Medicare Shake-Up: CMS Slashes Waste, Supercharges Primary Care for 2026

Centers for Medicare & Medicaid Services

WASHINGTON, D.C. — The Centers for Medicare & Medicaid Services on Friday finalized a sweeping 2026 Physician Fee Schedule that tightens payment accuracy, cracks down on runaway spending for skin substitutes, and expands prevention- and primary care–focused benefits — a package federal officials say will improve care for seniors while protecting taxpayers.

“The new Medicare fee schedule delivers a major win for seniors, protects hometown doctors, and safeguards American taxpayers,” Health and Human Services Secretary Robert F. Kennedy Jr. said. CMS Administrator Dr. Mehmet Oz said the rule “will improve seniors’ access to high-quality, preventive care.”

At the center of the rule is a targeted, systemwide -2.5% “efficiency adjustment” applied to selected non–time-based services — such as many surgical and interventional procedures — reflecting gains from technology and standardized workflows. Evaluation and management visits, care management, behavioral health, maternity global codes, and telehealth services are excluded.

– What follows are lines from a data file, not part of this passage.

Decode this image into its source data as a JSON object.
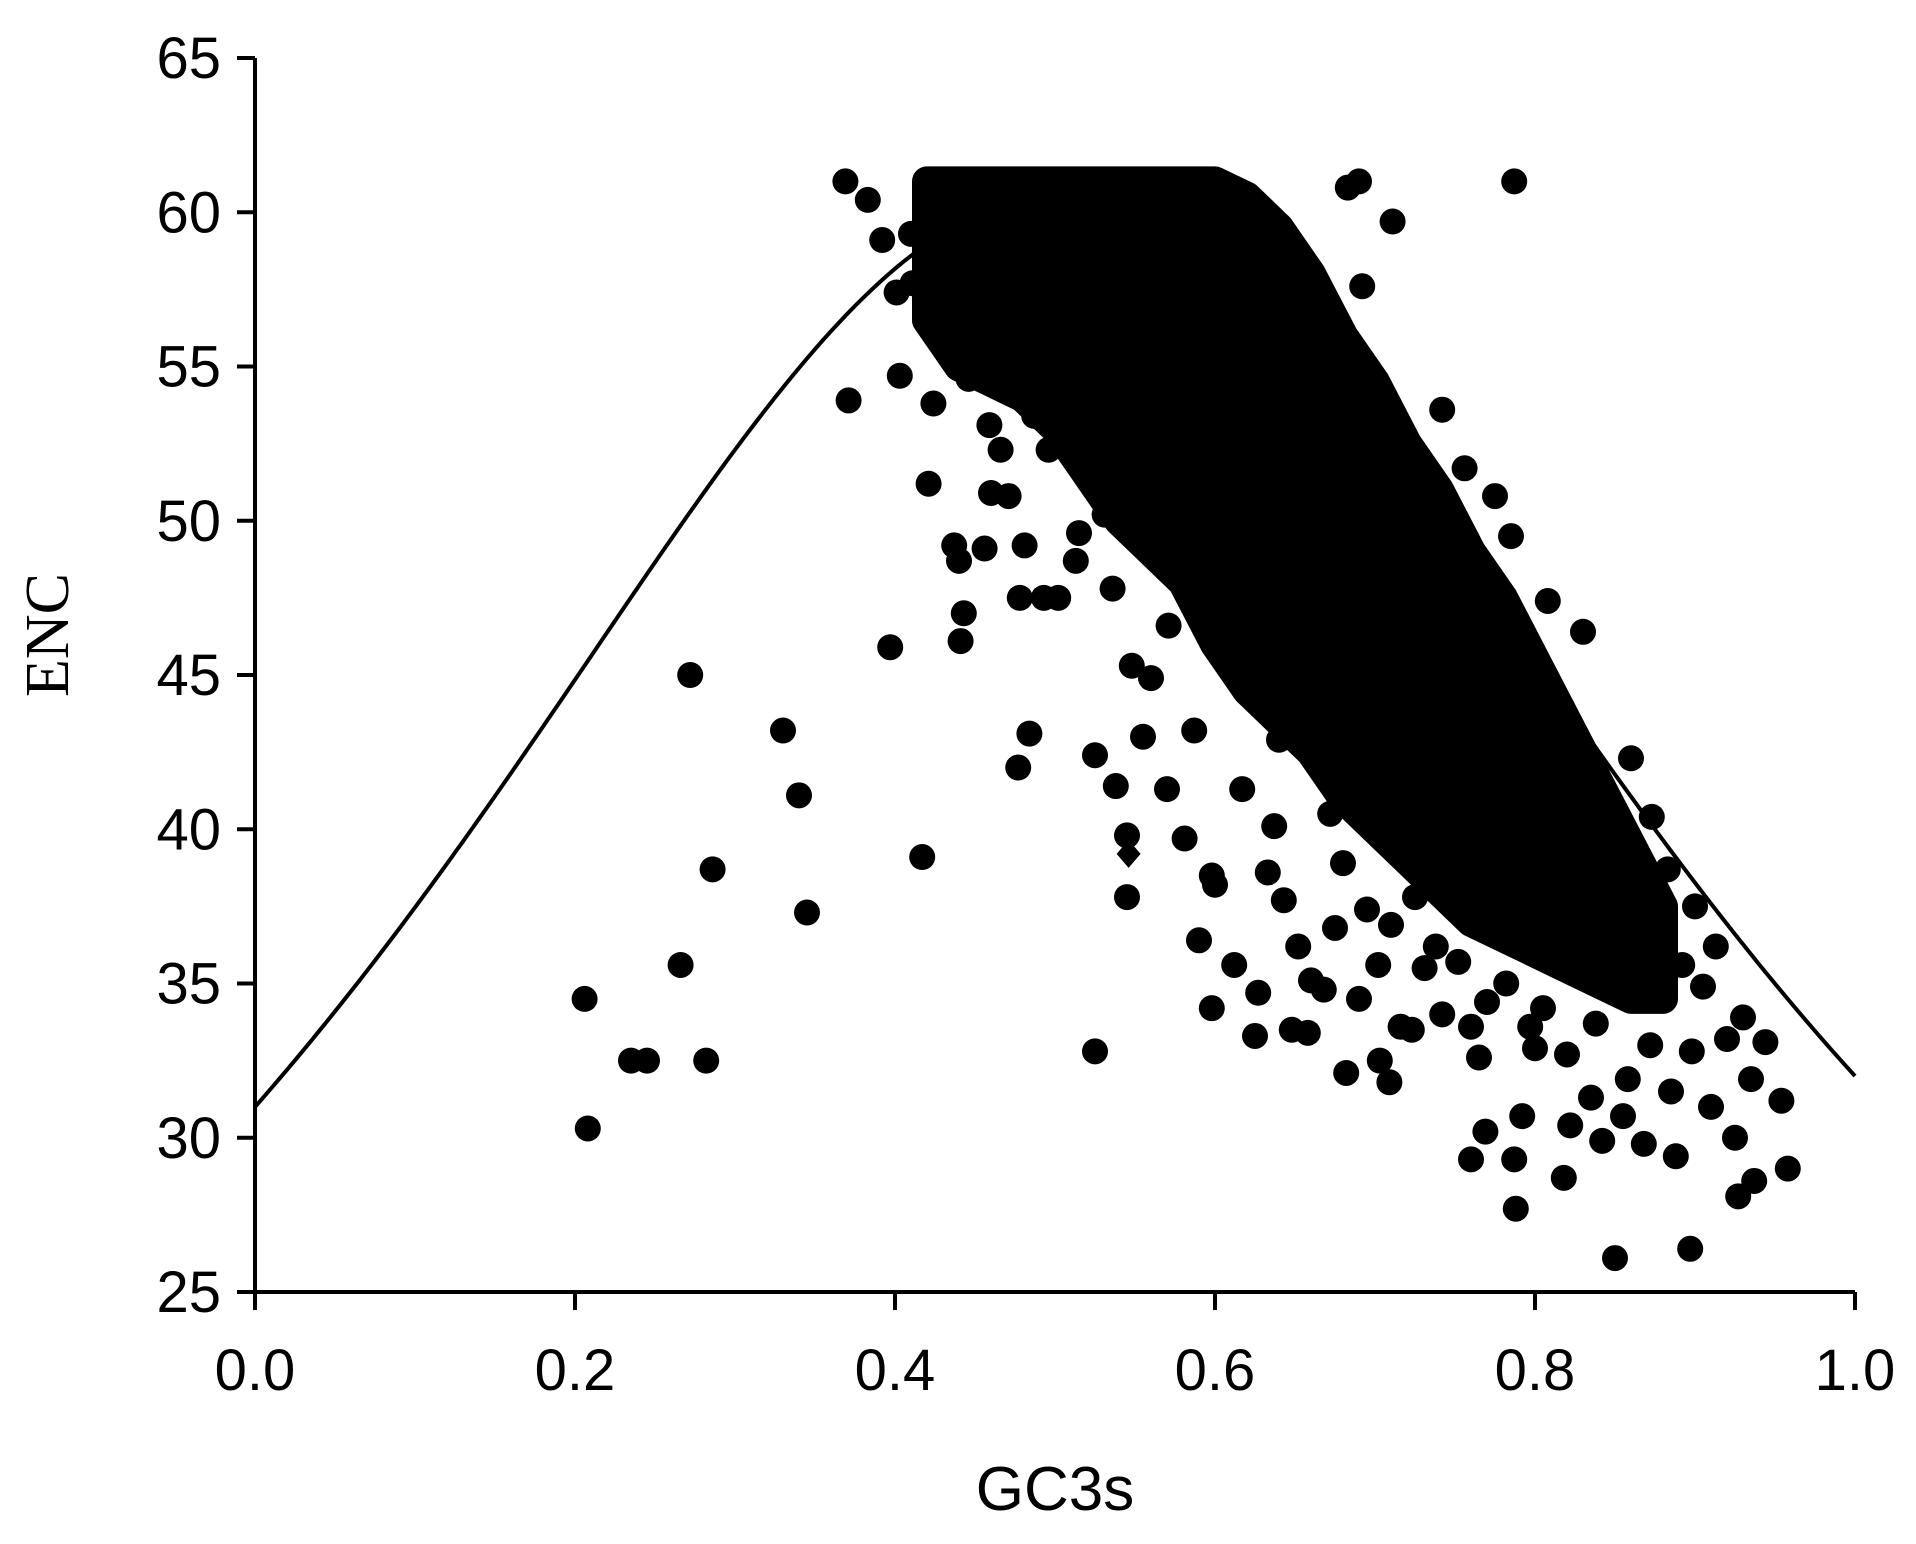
{
  "chart_data": {
    "type": "scatter",
    "title": "",
    "xlabel": "GC3s",
    "ylabel": "ENC",
    "xlim": [
      0.0,
      1.0
    ],
    "ylim": [
      25,
      65
    ],
    "x_ticks": [
      "0.0",
      "0.2",
      "0.4",
      "0.6",
      "0.8",
      "1.0"
    ],
    "y_ticks": [
      "25",
      "30",
      "35",
      "40",
      "45",
      "50",
      "55",
      "60",
      "65"
    ],
    "grid": false,
    "legend": "none",
    "marker_color": "#000000",
    "line_color": "#000000",
    "expected_curve": {
      "name": "",
      "formula": "ENC = 2 + GC3s + 29 / (GC3s^2 + (1 - GC3s)^2)",
      "x_range": [
        0.0,
        1.0
      ]
    },
    "series": [
      {
        "name": "",
        "marker": "circle",
        "points": [
          [
            0.206,
            34.5
          ],
          [
            0.208,
            30.3
          ],
          [
            0.235,
            32.5
          ],
          [
            0.245,
            32.5
          ],
          [
            0.266,
            35.6
          ],
          [
            0.272,
            45.0
          ],
          [
            0.282,
            32.5
          ],
          [
            0.286,
            38.7
          ],
          [
            0.33,
            43.2
          ],
          [
            0.34,
            41.1
          ],
          [
            0.345,
            37.3
          ],
          [
            0.369,
            61.0
          ],
          [
            0.371,
            53.9
          ],
          [
            0.383,
            60.4
          ],
          [
            0.392,
            59.1
          ],
          [
            0.397,
            45.9
          ],
          [
            0.401,
            57.4
          ],
          [
            0.403,
            54.7
          ],
          [
            0.41,
            59.3
          ],
          [
            0.417,
            39.1
          ],
          [
            0.421,
            51.2
          ],
          [
            0.424,
            53.8
          ],
          [
            0.437,
            49.2
          ],
          [
            0.44,
            48.7
          ],
          [
            0.443,
            47.0
          ],
          [
            0.441,
            46.1
          ],
          [
            0.456,
            49.1
          ],
          [
            0.46,
            50.9
          ],
          [
            0.466,
            52.3
          ],
          [
            0.471,
            50.8
          ],
          [
            0.478,
            47.5
          ],
          [
            0.477,
            42.0
          ],
          [
            0.481,
            49.2
          ],
          [
            0.484,
            43.1
          ],
          [
            0.493,
            47.5
          ],
          [
            0.502,
            47.5
          ],
          [
            0.513,
            48.7
          ],
          [
            0.525,
            42.4
          ],
          [
            0.525,
            32.8
          ],
          [
            0.538,
            41.4
          ],
          [
            0.545,
            39.8
          ],
          [
            0.545,
            37.8
          ],
          [
            0.548,
            45.3
          ],
          [
            0.555,
            43.0
          ],
          [
            0.57,
            41.3
          ],
          [
            0.581,
            39.7
          ],
          [
            0.59,
            36.4
          ],
          [
            0.598,
            34.2
          ],
          [
            0.6,
            38.2
          ],
          [
            0.625,
            33.3
          ],
          [
            0.627,
            34.7
          ],
          [
            0.633,
            38.6
          ],
          [
            0.643,
            37.7
          ],
          [
            0.648,
            33.5
          ],
          [
            0.652,
            36.2
          ],
          [
            0.658,
            33.4
          ],
          [
            0.668,
            34.8
          ],
          [
            0.675,
            36.8
          ],
          [
            0.682,
            32.1
          ],
          [
            0.683,
            60.8
          ],
          [
            0.69,
            61.0
          ],
          [
            0.692,
            57.6
          ],
          [
            0.703,
            32.5
          ],
          [
            0.709,
            31.8
          ],
          [
            0.711,
            59.7
          ],
          [
            0.716,
            33.6
          ],
          [
            0.723,
            33.5
          ],
          [
            0.742,
            53.6
          ],
          [
            0.756,
            51.7
          ],
          [
            0.76,
            33.6
          ],
          [
            0.765,
            32.6
          ],
          [
            0.775,
            50.8
          ],
          [
            0.785,
            49.5
          ],
          [
            0.787,
            61.0
          ],
          [
            0.787,
            29.3
          ],
          [
            0.788,
            27.7
          ],
          [
            0.792,
            30.7
          ],
          [
            0.797,
            33.6
          ],
          [
            0.8,
            32.9
          ],
          [
            0.808,
            47.4
          ],
          [
            0.818,
            28.7
          ],
          [
            0.822,
            30.4
          ],
          [
            0.83,
            46.4
          ],
          [
            0.838,
            33.7
          ],
          [
            0.85,
            26.1
          ],
          [
            0.855,
            30.7
          ],
          [
            0.86,
            42.3
          ],
          [
            0.868,
            29.8
          ],
          [
            0.873,
            40.4
          ],
          [
            0.883,
            38.7
          ],
          [
            0.888,
            29.4
          ],
          [
            0.897,
            26.4
          ],
          [
            0.9,
            37.5
          ],
          [
            0.913,
            36.2
          ],
          [
            0.92,
            33.2
          ],
          [
            0.927,
            28.1
          ],
          [
            0.93,
            33.9
          ],
          [
            0.937,
            28.6
          ],
          [
            0.944,
            33.1
          ],
          [
            0.954,
            31.2
          ],
          [
            0.958,
            29.0
          ],
          [
            0.76,
            29.3
          ],
          [
            0.769,
            30.2
          ],
          [
            0.731,
            35.5
          ],
          [
            0.742,
            34.0
          ],
          [
            0.69,
            34.5
          ],
          [
            0.702,
            35.6
          ],
          [
            0.66,
            35.1
          ],
          [
            0.612,
            35.6
          ],
          [
            0.598,
            38.5
          ],
          [
            0.587,
            43.2
          ],
          [
            0.617,
            41.3
          ],
          [
            0.637,
            40.1
          ],
          [
            0.56,
            44.9
          ],
          [
            0.571,
            46.6
          ],
          [
            0.536,
            47.8
          ],
          [
            0.531,
            50.2
          ],
          [
            0.515,
            49.6
          ],
          [
            0.496,
            52.3
          ],
          [
            0.487,
            53.4
          ],
          [
            0.459,
            53.1
          ],
          [
            0.446,
            54.6
          ],
          [
            0.432,
            55.6
          ],
          [
            0.419,
            56.8
          ],
          [
            0.411,
            57.7
          ],
          [
            0.439,
            58.8
          ],
          [
            0.455,
            57.3
          ],
          [
            0.64,
            42.9
          ],
          [
            0.655,
            44.1
          ],
          [
            0.672,
            40.5
          ],
          [
            0.68,
            38.9
          ],
          [
            0.695,
            37.4
          ],
          [
            0.71,
            36.9
          ],
          [
            0.725,
            37.8
          ],
          [
            0.738,
            36.2
          ],
          [
            0.752,
            35.7
          ],
          [
            0.77,
            34.4
          ],
          [
            0.782,
            35.0
          ],
          [
            0.805,
            34.2
          ],
          [
            0.82,
            32.7
          ],
          [
            0.835,
            31.3
          ],
          [
            0.842,
            29.9
          ],
          [
            0.858,
            31.9
          ],
          [
            0.872,
            33.0
          ],
          [
            0.885,
            31.5
          ],
          [
            0.898,
            32.8
          ],
          [
            0.91,
            31.0
          ],
          [
            0.925,
            30.0
          ],
          [
            0.935,
            31.9
          ],
          [
            0.905,
            34.9
          ],
          [
            0.892,
            35.6
          ],
          [
            0.877,
            36.8
          ],
          [
            0.864,
            37.9
          ],
          [
            0.85,
            38.8
          ],
          [
            0.83,
            39.6
          ],
          [
            0.815,
            41.0
          ],
          [
            0.8,
            42.1
          ],
          [
            0.79,
            43.5
          ],
          [
            0.775,
            44.8
          ],
          [
            0.76,
            46.0
          ],
          [
            0.745,
            47.4
          ],
          [
            0.73,
            48.6
          ],
          [
            0.715,
            50.1
          ],
          [
            0.7,
            51.7
          ],
          [
            0.685,
            53.0
          ],
          [
            0.67,
            54.8
          ],
          [
            0.655,
            56.4
          ],
          [
            0.64,
            57.9
          ],
          [
            0.625,
            59.1
          ],
          [
            0.61,
            60.2
          ]
        ]
      },
      {
        "name": "",
        "marker": "diamond",
        "points": [
          [
            0.546,
            39.2
          ]
        ]
      }
    ],
    "density_bands": [
      {
        "x": 0.42,
        "y_low": 56.5,
        "y_high": 61.0
      },
      {
        "x": 0.44,
        "y_low": 55.0,
        "y_high": 61.0
      },
      {
        "x": 0.46,
        "y_low": 54.5,
        "y_high": 61.0
      },
      {
        "x": 0.48,
        "y_low": 54.0,
        "y_high": 61.0
      },
      {
        "x": 0.5,
        "y_low": 53.0,
        "y_high": 61.0
      },
      {
        "x": 0.52,
        "y_low": 51.5,
        "y_high": 61.0
      },
      {
        "x": 0.54,
        "y_low": 50.0,
        "y_high": 61.0
      },
      {
        "x": 0.56,
        "y_low": 49.0,
        "y_high": 61.0
      },
      {
        "x": 0.58,
        "y_low": 48.0,
        "y_high": 61.0
      },
      {
        "x": 0.6,
        "y_low": 46.0,
        "y_high": 61.0
      },
      {
        "x": 0.62,
        "y_low": 44.5,
        "y_high": 60.5
      },
      {
        "x": 0.64,
        "y_low": 43.5,
        "y_high": 59.5
      },
      {
        "x": 0.66,
        "y_low": 42.5,
        "y_high": 58.0
      },
      {
        "x": 0.68,
        "y_low": 41.0,
        "y_high": 56.0
      },
      {
        "x": 0.7,
        "y_low": 40.0,
        "y_high": 54.5
      },
      {
        "x": 0.72,
        "y_low": 39.0,
        "y_high": 52.5
      },
      {
        "x": 0.74,
        "y_low": 38.0,
        "y_high": 51.0
      },
      {
        "x": 0.76,
        "y_low": 37.0,
        "y_high": 49.0
      },
      {
        "x": 0.78,
        "y_low": 36.5,
        "y_high": 47.5
      },
      {
        "x": 0.8,
        "y_low": 36.0,
        "y_high": 45.5
      },
      {
        "x": 0.82,
        "y_low": 35.5,
        "y_high": 43.5
      },
      {
        "x": 0.84,
        "y_low": 35.0,
        "y_high": 41.5
      },
      {
        "x": 0.86,
        "y_low": 34.5,
        "y_high": 39.5
      },
      {
        "x": 0.88,
        "y_low": 34.5,
        "y_high": 37.5
      }
    ]
  }
}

Payment rates will rise modestly overall: CMS finalized two conversion factors required by law — $33.57 for qualifying Advanced APM participants (+3.77%) and $33.40 for others (+3.26%) — incorporating statutory updates and technical adjustments tied to work relative value changes.

CMS also moved to modernize how practice costs are set, leaning more on routinely updated hospital outpatient data to calibrate rates for certain technical services, including radiation oncology and some remote monitoring, to improve predictability and transparency.

A major spending clampdown targets wound-care “skin substitutes,” where Medicare Part B costs surged from roughly $256 million in 2019 to more than $10 billion in 2024. By paying these products as incident-to supplies rather than as biologicals, CMS projects an almost 90% reduction in outlays and an estimated $19.6 billion drop in gross fee-for-service spending in 2026, while aligning payment groups with FDA regulatory categories.

The rule broadens prevention and behavioral health integration. CMS is aligning quality reporting with a stronger focus on preventing chronic disease, adding outcomes measures, and creating optional add-on codes so primary care teams can layer collaborative psychiatric care and behavioral health integration onto advanced primary care management services. The Medicare Diabetes Prevention Program is also being updated to widen access to no-cost coaching and support for people with prediabetes.

Telehealth flexibilities are cemented. CMS will permanently allow “virtual direct supervision” via real-time audio-video for a range of services that require direct oversight, remove certain visit frequency limits, and streamline how services are added to the telehealth list. Rural Health Clinics and Federally Qualified Health Centers gain parallel billing options, including continued payment for certain telehealth visits through 2026 and adoption of new care coordination policies.

CMS also finalized a new mandatory Ambulatory Specialty Model focused on high-cost chronic conditions — launching January 2027 for five performance years — to improve outcomes and reduce avoidable hospitalizations for beneficiaries with heart failure and low back pain by rewarding earlier detection, prevention, and better care coordination among specialists and primary care.

Drug payment policies received refinements, including clarifications to manufacturer average sales price calculations, documentation expectations for bona fide service fees, and treatment of units sold at maximum fair price beginning in 2026. CMS kept the bundled payment approach for CAR T-cell and extended it to other autologous cell and gene therapies, while allowing certain manufacturer-paid preparatory services to qualify as bona fide service fees under existing standards.

For Accountable Care Organizations in the Medicare Shared Savings Program, CMS will shorten how long inexperienced ACOs can remain in a one-sided risk track (to five performance years beginning in 2027), add flexibility around the 5,000-beneficiary threshold with safeguards, rename the “health equity benchmark adjustment” as the “population adjustment,” and expand extreme and uncontrollable circumstances relief to cover cyberattacks. Survey updates will introduce a web-based mode to bolster patient response rates beginning in 2027.

“CMS is reinforcing primary care as the foundation of a better healthcare system while ensuring Medicare dollars support real value for patients,” said Chris Klomp, who leads the Center for Medicare. The final rule takes effect for services on or after Jan. 1, 2026.